What does one do when one’s life is taken away?  When, because you can no longer do it yourself, your wife must clip your nails and trim your nose hairs?  When you punch, wildly, at those who are helping you? When reflections become people and people become anonymous?  When language eludes you and numbers become a far distant blur? What do you do?

One day, in the late 1980s, I listened to an author being interviewed. He had written a book about his imprisonment in South Africa in the days of Apartheid.  He was kept, for the whole of his time of imprisonment, in solitary confinement, deprived of all that had made up his former life.  Much of his story was about the life that he had made for himself to replace that former one. So, he told us how he spent time, each day, making friends with a little bird and how the bird came to visit daily, pecking hungrily at the crumbs that the prisoner threw to it through the bars. Then, on one of the bird’s visits, a guard shot it. So, though very much saddened by the loss of his friend, the prisoner had to find something else to occupy him.  And, with not much on hand in his cell, he had to resort to counting the woollen strands of his blanket.

The German philosopher, Nietzsche, once said that:

To escape boredom, man works either beyond what his usual needs require, or else he invents play, that is, work that is designed to quiet no need other than that for working in general.

Bill, far gone with dementia, was no different from Nietzsche’s man or the man in the prison. All his life Bill had enjoyed work.  Now that he had lost all the abilities that allowed him to work sensibly and purposefully, he did what that prisoner and Nietzsche’s man did. He made up work and, in the end, it was work not a lot different to that of counting strands in a blanket. His favourite job, as I’ve said before, was pushing chairs.  He pushed them from one spot to another, into various rooms and out on to the road.  He did it with the seriousness of a child at play.  Sometimes a chair from our dining room would be moved around the table and, on its way, would knock another chair on to its side. Then, two chairs would be being pushed along to a certain spot, maybe by the front door or into the family room.

It made me laugh because, ten years earlier, Bill had re-glued those chairs and had admonished me quite sternly, saying:

“Be very careful with those chairs.  I’m never going to re-glue them again.”

He got that right!

If Bill wasn’t pushing the dining room chairs around, he was pushing those from the family room.  I had to renew their sliders at least once a week because they wore out so quickly with all the pushing. And, if Bill wasn’t pushing chairs, he was pushing his walker.

A friend once said to me: “What does he do all day? Does he just sit there staring into space?”

“On the contrary,” I replied laughing.  “He’s actually very busy all his waking hours, filling up his life with activity, with anything that might make him feel that he is still living a life full of purpose.”

Pushing chairs was always Bill’s main activity but, as I’ve said before, he was also partial to stashing things in the boot of the car, bundling newspapers or tidying up, that is, hiding things like electricity bills.  One morning when I arose, I found that he had used scissors to cut up a brand new, thirty-dollar cushion.
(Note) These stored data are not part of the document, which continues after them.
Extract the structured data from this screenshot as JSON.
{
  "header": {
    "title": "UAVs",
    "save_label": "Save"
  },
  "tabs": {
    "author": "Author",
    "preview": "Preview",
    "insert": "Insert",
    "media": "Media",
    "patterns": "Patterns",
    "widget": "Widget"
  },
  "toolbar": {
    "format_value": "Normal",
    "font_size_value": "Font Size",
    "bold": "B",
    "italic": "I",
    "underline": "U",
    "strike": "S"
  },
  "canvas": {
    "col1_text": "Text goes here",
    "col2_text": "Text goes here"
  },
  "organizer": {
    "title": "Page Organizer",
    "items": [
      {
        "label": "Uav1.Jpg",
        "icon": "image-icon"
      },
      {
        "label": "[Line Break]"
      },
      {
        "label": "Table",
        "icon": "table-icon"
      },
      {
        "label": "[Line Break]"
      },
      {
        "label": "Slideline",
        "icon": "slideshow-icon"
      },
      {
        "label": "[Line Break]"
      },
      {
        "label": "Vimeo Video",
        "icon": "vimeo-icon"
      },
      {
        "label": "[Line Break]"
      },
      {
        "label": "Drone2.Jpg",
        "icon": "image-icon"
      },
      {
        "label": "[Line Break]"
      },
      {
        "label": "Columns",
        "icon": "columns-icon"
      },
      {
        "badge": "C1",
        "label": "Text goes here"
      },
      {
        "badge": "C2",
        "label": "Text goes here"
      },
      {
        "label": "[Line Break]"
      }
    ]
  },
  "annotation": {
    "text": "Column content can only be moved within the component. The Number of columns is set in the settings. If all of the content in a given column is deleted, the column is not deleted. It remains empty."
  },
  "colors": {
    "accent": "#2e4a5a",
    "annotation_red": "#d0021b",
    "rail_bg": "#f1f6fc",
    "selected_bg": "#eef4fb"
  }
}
Then, of course, he went for drives with the nurses or with friends, went for walks, while he could, and followed me around as I tackled household tasks.  Through 2010, he could watch a bit of television and, in the afternoon, he might nap.

At one time, I said to the nurse:  “Do you think I am doing the right thing? Should I be looking to put Bill into care?”

“In the care facility,” she answered “they would do a wonderful job of looking after Bill. They would keep him clean and give him good food and there would always be other people there for him to talk to.”

“But would he be able to push his chairs and his walker around?” I asked.

“No,” she said. “Usually, in the high care, secure dementia wards, the nurses move the clients from their beds, in the morning, to the sun lounges on the veranda, where they stay for the rest of the day. The clients walk a bit in between but that’s about it.”

“So, Bill wouldn’t be able to move around on his walker for a length of time?” I continued.

“No,” she answered quickly. “There are some care facilities that provide pathways for active clients like Bill to walk along but these clients have to be supervised and usually the nursing homes do not have enough supervisory staff to allow clients to walk for very long.”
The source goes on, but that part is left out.